俺に聞いてるんじゃない。軽蔑してるのはきっと、こいつ自身なんだ。
同時に複数の相手を好きになるなんてのは、べつに悪いことじゃない。だが、柚月はその数が多すぎる。
そんな自分が心の底からいやで、だからこそ、柚月は……。
「絶対に、直したいの。なんでもするわ。だから、お願い」
流れた雫が、俺の指に触れる。
泣いているのに、柚月の眼差しは強かった。
「……脅すなとは言ったけど、涙も充分反則だぞ」
しかも、美少女の涙は……。
「……」
恋愛の悩みは、軽くない。そう言ったのは、俺か……。
……はぁ。バカな天使だ、まったく。
「……わかったよ」
「ほ、本当……?」
「ああ。特例だからな、マジで」
答えると、柚月は俺の手を両手で包んだ。
祈るように顔を伏せて、湿った息を吐く。
「でも、解決の保証はできないぞ? 専門外だってのは変わらないんだ。それに、そういうのをなんとかした経験もない。わかってるのか?」
「う、うんっ。わかってるわ。わかってる」
「ただ、俺にできることなら、全力で手助けする。それから、さっき『なんでもする』って言ったな? その言葉、忘れるなよ」
「え、ええ! もちろん。ありがとう……本当に」
柚月は嬉しそうに、それからひどく安心したように、胸を撫で下ろしていた。
仕方ない。引き受けたからには、やれるだけのことはやるさ。
いっとくが、べつに柚月が美少女で、「なんでもする」に釣られたってわけじゃないからな。

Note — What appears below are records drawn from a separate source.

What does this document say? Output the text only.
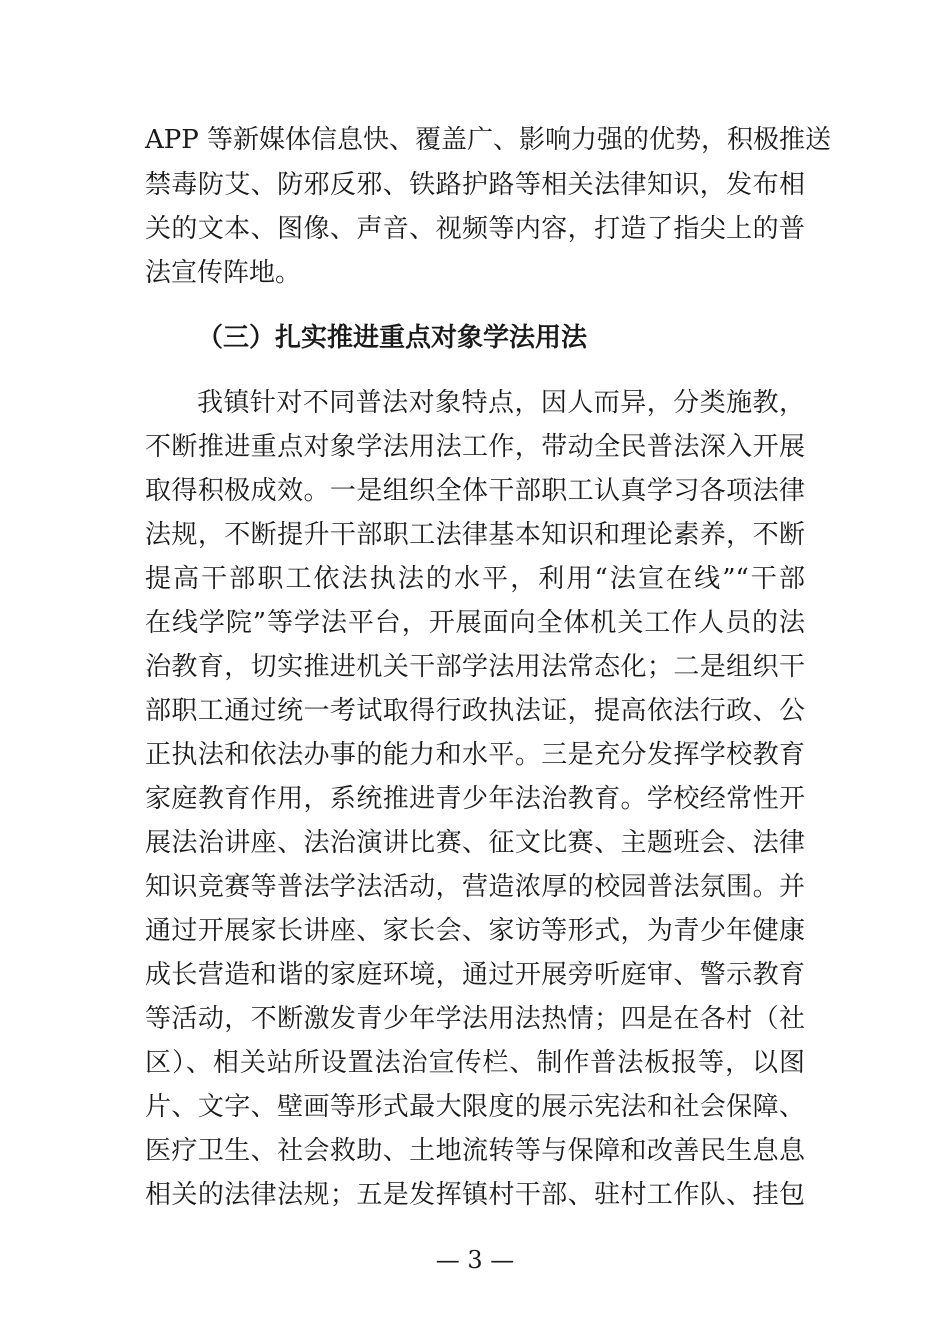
APP 等新媒体信息快、覆盖广、影响力强的优势，积极推送
禁毒防艾、防邪反邪、铁路护路等相关法律知识，发布相
关的文本、图像、声音、视频等内容，打造了指尖上的普
法宣传阵地。
（三）扎实推进重点对象学法用法
我镇针对不同普法对象特点，因人而异，分类施教，
不断推进重点对象学法用法工作，带动全民普法深入开展
取得积极成效。一是组织全体干部职工认真学习各项法律
法规，不断提升干部职工法律基本知识和理论素养，不断
提高干部职工依法执法的水平，利用“法宣在线”“干部
在线学院”等学法平台，开展面向全体机关工作人员的法
治教育，切实推进机关干部学法用法常态化；二是组织干
部职工通过统一考试取得行政执法证，提高依法行政、公
正执法和依法办事的能力和水平。三是充分发挥学校教育
家庭教育作用，系统推进青少年法治教育。学校经常性开
展法治讲座、法治演讲比赛、征文比赛、主题班会、法律
知识竞赛等普法学法活动，营造浓厚的校园普法氛围。并
通过开展家长讲座、家长会、家访等形式，为青少年健康
成长营造和谐的家庭环境，通过开展旁听庭审、警示教育
等活动，不断激发青少年学法用法热情；四是在各村（社
区）、相关站所设置法治宣传栏、制作普法板报等，以图
片、文字、壁画等形式最大限度的展示宪法和社会保障、
医疗卫生、社会救助、土地流转等与保障和改善民生息息
相关的法律法规；五是发挥镇村干部、驻村工作队、挂包
— 3 —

まあ、釣られてないってだけで、ちゃんとなんでもしてもらうけどさ。
「じゃあ、『なんでも』の手始めに、まずは最初の指示だけど」
「えっ……も、もう?」
「自分で言ったんだろ。さっそく約束破るのか?」
「わっ、わかったわよ……。なにすればいいの……?」
頰を赤く染めて、不安げに柚月が言う。おまけに自分の身体を抱くように腕を交差させ、チラチラとこちらを見ていた。涙で潤んだ瞳もあいまって、やたらと色っぽい。
なんなんだその、「覚悟はできてます」みたいな顔は。
やめろ、扇情的なことをするな。男子高校生の理性を逆撫でするな。
「あ、でもっ……とりあえずひと気のないところに……。ここじゃ、さすがに……ね?」
「あほ。天使の正体と、俺のちから、口外禁止。以上」
「……あっ。うん……了解」
やれやれ。先が思いやられるぞ、これは。